Hughes’ book succeeds in a number of ways. Firstly it reappraises the significance of individuals who have been reduced to brief biographical sketches in recent histories of mesmerism and magnetism. For example, the Irish physician John Bonnoit de Mainaduc, often considered the first indigenous practitioner of mesmerism in the British Isles in the 1780s, and the Marquis of Puységur, a developer of magnetic somnambulism, are presented as key figures in early attempts to demarcate between the mountebank and the medical professional. His focus on Scottish surgeon James Esdaile and the creation of the Calcutta Mesmeric Hospital is particularly fascinating, as much for its insights into imperial and racial attitudes as for Esdaile’s role in medical mesmeric history.
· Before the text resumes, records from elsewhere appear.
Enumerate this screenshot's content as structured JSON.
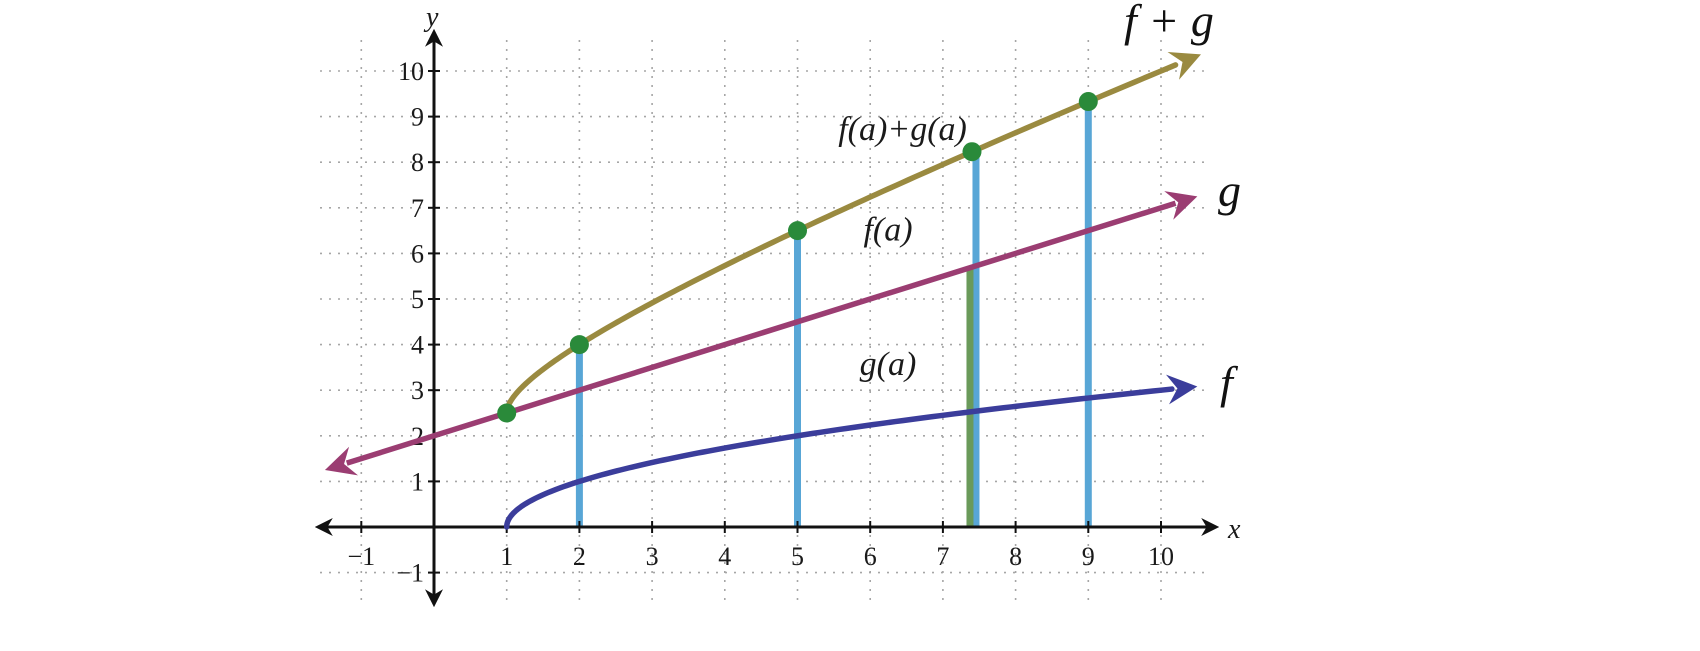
{
  "chart_data": {
    "type": "line",
    "title": "",
    "xlabel": "x",
    "ylabel": "y",
    "xlim": [
      -1.5,
      10.5
    ],
    "ylim": [
      -1.5,
      10.5
    ],
    "grid": true,
    "x_ticks": [
      -1,
      1,
      2,
      3,
      4,
      5,
      6,
      7,
      8,
      9,
      10
    ],
    "x_tick_labels": [
      "−1",
      "1",
      "2",
      "3",
      "4",
      "5",
      "6",
      "7",
      "8",
      "9",
      "10"
    ],
    "y_ticks": [
      -1,
      1,
      2,
      3,
      4,
      5,
      6,
      7,
      8,
      9,
      10
    ],
    "y_tick_labels": [
      "−1",
      "1",
      "2",
      "3",
      "4",
      "5",
      "6",
      "7",
      "8",
      "9",
      "10"
    ],
    "series": [
      {
        "name": "f",
        "color": "#3b3d9b",
        "domain": [
          1,
          10.5
        ],
        "x": [
          1,
          2,
          5,
          7.4,
          9,
          10.5
        ],
        "y": [
          0,
          1,
          2,
          2.53,
          2.83,
          3.08
        ]
      },
      {
        "name": "g",
        "color": "#9b3d72",
        "domain": [
          -1.5,
          10.5
        ],
        "x": [
          -1.5,
          1,
          2,
          5,
          7.4,
          9,
          10.5
        ],
        "y": [
          1.25,
          2.5,
          3,
          4.5,
          5.7,
          6.5,
          7.25
        ]
      },
      {
        "name": "f + g",
        "color": "#9a8a40",
        "domain": [
          1,
          10.5
        ],
        "x": [
          1,
          2,
          5,
          7.4,
          9,
          10.5
        ],
        "y": [
          2.5,
          4,
          6.5,
          8.23,
          9.33,
          10.33
        ]
      }
    ],
    "points": [
      {
        "x": 1,
        "y": 2.5
      },
      {
        "x": 2,
        "y": 4
      },
      {
        "x": 5,
        "y": 6.5
      },
      {
        "x": 7.4,
        "y": 8.23
      },
      {
        "x": 9,
        "y": 9.33
      }
    ],
    "vertical_segments": [
      {
        "x": 2,
        "y0": 0,
        "y1": 4
      },
      {
        "x": 5,
        "y0": 0,
        "y1": 6.5
      },
      {
        "x": 7.4,
        "y0": 0,
        "y1": 8.23
      },
      {
        "x": 9,
        "y0": 0,
        "y1": 9.33
      }
    ],
    "highlight_segment": {
      "x": 7.4,
      "y0": 0,
      "y1": 5.7
    },
    "annotations": [
      {
        "text": "f(a)+g(a)",
        "x": 6.5,
        "y": 8.75
      },
      {
        "text": "f(a)",
        "x": 6.3,
        "y": 6.55
      },
      {
        "text": "g(a)",
        "x": 6.3,
        "y": 3.6
      }
    ],
    "colors": {
      "grid": "#a6a6a6",
      "axis": "#111111",
      "segment": "#58a6d6",
      "highlight": "#6a9a5a",
      "point": "#2a8a3a"
    }
  }
}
Through emphasising continuities and connections, in terms of press reportage and interaction between continental practitioners and British medical professionals, Hughes undermines the familiar narrative of a sudden and hitherto unconvincingly explained ‘revival’ of mesmeric mania in Britain in the 1830s.
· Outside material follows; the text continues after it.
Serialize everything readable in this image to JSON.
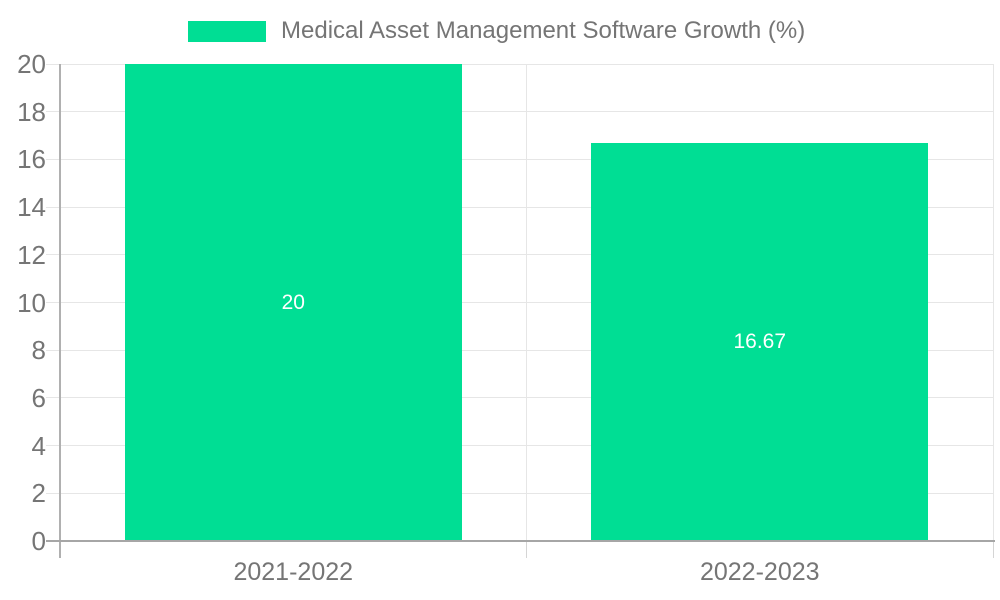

Secondly, Hughes, an expert in Gothic literature, carefully and sensitively reads his sources, mainly metropolitan and provincial newspaper accounts, through his familiarity with gothic tropes. The issue of xenophobia found in later trance fiction (most obviously Du Maurier’s Trilby, Richard Marsh’s The Beetle, and Bram Stoker’s Dracula) is here applied to press reports on late-eighteenth and early nineteenth-century continental practitioners of mesmerism and magnetic influence. In doing so, Hughes demonstrates how uncertainty about the validity of mesmeric practices and suspicions of charlatanism became entwined with prejudices against the foreign ‘other’, especially their potential sexual threat to prone and passive female subjects in private salons.
Thirdly, Hughes’s study skilfully uses mesmerism to explore how the boundaries of nineteenth-century heterodox medical knowledge were policed in both medical journals and the lay press. Interestingly, when Elliotson failed to secure a foothold for mesmerism in respectable medical practice he too turned to the period’s burgeoning market for periodicals and journals, using his editorship of The Zoist to champion his cause. Yet, more broadly, this is a history of mesmerism’s search for a medical application. Although it was initially touted as a supposed curative for a vast array of illnesses and ailments, by the early Victorian period its function had narrowed to a possible use as a surgical analgesic, a debate that was superseded by the development of more consistently reliable chemical alternatives such as ether and chloroform. Finally, by the 1880s, French medical practitioners such as Jean-Martin Charcot were using hypnotic trances as a therapeutic and diagnostic aid, not to perform surgery on a body rendered insensible through mesmeric trance but to (temporarily) calm hysterical minds.
That Devil’s Trick makes a valuable contribution to the history of nineteenth-century mesmerism and medicine. In focussing on the non-medical press, Hughes has greatly expanded our appreciation of both the range and longevity of contemporary debates on mesmerism. In doing so, he presents us with a rich and nuanced history of a pseudoscience that, for all its fluidity, ultimately remained fixed at the fringes of medical respectability.